Strange as it may sound, borrowing money is usually the most sensible way to expand a pest management business.

Let’s get one thing straight from the start: borrowing money is not a sign of business weakness. Over the last few years many people thought that it was a last ditch attempt to save an otherwise hopeless venture, but conversely, borrowing can be crucial for growth. For your pest management operation, borrowing could be looked upon as a catalyst for expansion, as well as a buffer for financial setbacks. Certainly for a new business, borrowing can be crucial in building the business up from nothing into a solid and profitable venture.

In most of this industry, the likelihood of continuous guaranteed profits is highly unlikely due to a variety of circumstances, such as competition, weather and economic factors – as such, there is often too much uncertainty for outside investment capital. As such, your bank or finance company should be your first port of call for borrowing.

What are the benefits of borrowing?

The cost of borrowing can be profitable.
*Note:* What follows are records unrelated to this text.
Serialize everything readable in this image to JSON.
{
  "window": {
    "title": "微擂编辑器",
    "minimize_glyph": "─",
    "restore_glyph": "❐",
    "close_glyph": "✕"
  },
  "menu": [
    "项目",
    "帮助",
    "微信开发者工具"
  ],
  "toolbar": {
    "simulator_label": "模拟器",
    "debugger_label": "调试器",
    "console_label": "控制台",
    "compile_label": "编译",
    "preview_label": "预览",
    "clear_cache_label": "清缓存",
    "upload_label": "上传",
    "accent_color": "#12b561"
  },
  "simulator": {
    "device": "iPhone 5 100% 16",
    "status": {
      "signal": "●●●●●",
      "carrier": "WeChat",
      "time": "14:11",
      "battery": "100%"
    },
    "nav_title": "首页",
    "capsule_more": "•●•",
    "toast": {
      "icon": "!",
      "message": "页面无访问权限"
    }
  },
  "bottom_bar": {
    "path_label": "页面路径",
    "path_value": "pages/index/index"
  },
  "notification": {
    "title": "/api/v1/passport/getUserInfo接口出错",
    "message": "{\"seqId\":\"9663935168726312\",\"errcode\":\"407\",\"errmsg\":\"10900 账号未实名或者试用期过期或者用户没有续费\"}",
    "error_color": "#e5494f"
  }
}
Indeed in most cases it should be, as that is the purpose of most borrowing. If the funds borrowed are used in an efficient manner then it is likely that the rate of return you can expect to earn from the borrowed funds will be greater than the cost. Remember, interest payments on business borrowings are tax deductible, so part of the costs of borrowing are actually subsidised.

Borrowing is more flexible than investing funds from your own bank account or investments. By not tying up all of your own funds in the business, you maintain a continuous pool of available liquid assets. This way, you can take advantage of short-term business opportunities and can use these liquid assets as a source of reserve emergency funds when needed.

Also, loans are generally easier and quicker to access than utilising equity (selling part of the business), due to the goodwill calculations, asset valuations and legal negotiations required.

Can I apply for a loan for my business?

Whilst these are the principle benefits of borrowing, it is not correct to say that borrowing is easy. Quite the contrary – borrowing money means proving to a potential lender that you and your pest management business are good prospects. The lender will need to be assured that your business will be successful so that you can repay the loan and adhere to the lender’s ongoing requirements. Provided you meet their security requirements, lenders are willing to put up the money because they will have first claim on your assets and income.

However, the chances of running in off the street and obtaining an emergency business loan from your bank or finance company in today’s lending climate is slim to say the least. Successful borrowing demands developing – in advance – a sound working relationship with your existing lender and potential lenders. The failure to establish timely, accessible and good lines of credit exposes the business to financial strangulation, often at the very time the money is needed most.

It means letting the bank know details about your business and how it is positioned financially now and your plans for the future, and I don’t just mean having a chat over the counter. The formulation of a business plan is crucial, not just for providing the bank with the information it seeks on an ongoing basis, but also for your own good management practice.

A good business plan describes the structure of the business, past history, profit and cash flow projections, and gives a comparison of latest financial results to previous years and preferably to industry averages. If possible, it’s a good idea to supply an updated business plan each year to establish your business as a reliable commercial venture in the eyes of your lender.

By developing a good relationship with your lender, you give yourself the best chance of obtaining finance when you need it.